The city is home to Manassas Park station located on the Manassas Line of the Virginia Railway Express.

==Government==

Manassas Park has supported every Democratic nominee since 2008. It voted for every Republican nominee between 1980 and 2004 while voting for the Democratic nominee in 1976, which was the first election held under independent city status.
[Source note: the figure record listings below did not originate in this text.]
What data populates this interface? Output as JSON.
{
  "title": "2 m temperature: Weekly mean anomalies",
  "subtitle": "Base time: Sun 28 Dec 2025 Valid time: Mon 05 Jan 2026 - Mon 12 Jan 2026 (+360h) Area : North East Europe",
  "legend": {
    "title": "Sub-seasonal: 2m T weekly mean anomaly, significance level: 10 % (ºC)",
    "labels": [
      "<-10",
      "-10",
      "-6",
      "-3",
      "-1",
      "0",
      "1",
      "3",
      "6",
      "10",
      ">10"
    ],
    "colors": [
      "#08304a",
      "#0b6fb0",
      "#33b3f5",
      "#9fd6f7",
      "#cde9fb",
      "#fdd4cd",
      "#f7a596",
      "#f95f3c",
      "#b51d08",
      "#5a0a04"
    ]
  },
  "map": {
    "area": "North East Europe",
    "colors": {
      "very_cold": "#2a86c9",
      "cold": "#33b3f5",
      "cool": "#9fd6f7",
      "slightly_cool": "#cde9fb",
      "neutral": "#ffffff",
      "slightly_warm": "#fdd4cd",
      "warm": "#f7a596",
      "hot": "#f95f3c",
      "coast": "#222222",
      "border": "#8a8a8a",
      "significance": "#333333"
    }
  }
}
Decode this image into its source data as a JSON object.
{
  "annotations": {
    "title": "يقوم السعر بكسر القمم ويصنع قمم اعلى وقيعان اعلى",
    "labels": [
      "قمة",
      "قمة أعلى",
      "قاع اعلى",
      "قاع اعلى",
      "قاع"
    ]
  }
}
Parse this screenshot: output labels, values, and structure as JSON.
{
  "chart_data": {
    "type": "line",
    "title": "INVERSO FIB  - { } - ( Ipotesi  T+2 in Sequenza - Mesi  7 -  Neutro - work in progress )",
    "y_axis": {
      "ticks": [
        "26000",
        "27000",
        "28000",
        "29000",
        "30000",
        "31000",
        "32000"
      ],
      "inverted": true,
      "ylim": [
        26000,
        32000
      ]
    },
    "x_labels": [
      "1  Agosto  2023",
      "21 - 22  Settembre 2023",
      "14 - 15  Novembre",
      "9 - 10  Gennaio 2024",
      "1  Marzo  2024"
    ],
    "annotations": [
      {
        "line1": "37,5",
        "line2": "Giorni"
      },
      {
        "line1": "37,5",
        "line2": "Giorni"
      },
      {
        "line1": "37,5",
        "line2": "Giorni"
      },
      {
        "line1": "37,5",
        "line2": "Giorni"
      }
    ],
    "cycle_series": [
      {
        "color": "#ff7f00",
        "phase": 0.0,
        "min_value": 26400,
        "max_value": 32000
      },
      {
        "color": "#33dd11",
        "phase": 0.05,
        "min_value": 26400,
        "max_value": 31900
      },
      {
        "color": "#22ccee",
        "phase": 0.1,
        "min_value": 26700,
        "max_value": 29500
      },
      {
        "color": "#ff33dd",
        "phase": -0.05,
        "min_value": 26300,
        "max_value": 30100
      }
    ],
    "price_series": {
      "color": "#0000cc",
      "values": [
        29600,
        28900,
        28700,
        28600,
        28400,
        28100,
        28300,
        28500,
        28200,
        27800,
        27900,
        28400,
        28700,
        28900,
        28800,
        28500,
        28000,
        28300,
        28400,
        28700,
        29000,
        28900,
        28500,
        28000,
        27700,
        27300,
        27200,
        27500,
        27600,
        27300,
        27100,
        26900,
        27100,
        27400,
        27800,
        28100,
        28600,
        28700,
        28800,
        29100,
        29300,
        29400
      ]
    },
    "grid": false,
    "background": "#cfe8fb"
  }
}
United States presidential election results for Manassas Park, Virginia
| Year | Republican |  | Democratic |  | Third party(ies) |  |
| No. | % | No. | % | No. | % |
| 1976 | 444 | 37.34% | 709 | 59.63% | 36 | 3.03% |
| 1980 | 729 | 58.13% | 447 | 35.65% | 78 | 6.22% |
| 1984 | 975 | 71.96% | 375 | 27.68% | 5 | 0.37% |
| 1988 | 993 | 68.67% | 434 | 30.01% | 19 | 1.31% |
| 1992 | 792 | 46.05% | 567 | 32.97% | 361 | 20.99% |
| 1996 | 916 | 49.84% | 748 | 40.70% | 174 | 9.47% |
| 2000 | 1,460 | 56.59% | 1,048 | 40.62% | 72 | 2.79% |
| 2004 | 1,807 | 54.23% | 1,498 | 44.96% | 27 | 0.81% |
| 2008 | 1,634 | 39.47% | 2,463 | 59.49% | 43 | 1.04% |
| 2012 | 1,699 | 36.49% | 2,879 | 61.83% | 78 | 1.68% |
| 2016 | 1,733 | 33.12% | 3,204 | 61.24% | 295 | 5.64% |
| 2020 | 1,979 | 32.51% | 3,992 | 65.58% | 116 | 1.91% |
| 2024 | 2,314 | 38.59% | 3,506 | 58.46% | 177 | 2.95% |

==Notable people==
- Johnny Micheal Spann (1969–2001), was an employee of the Central Intelligence Agency (CIA) and the first American killed in combat after the U.S. invasion of Afghanistan.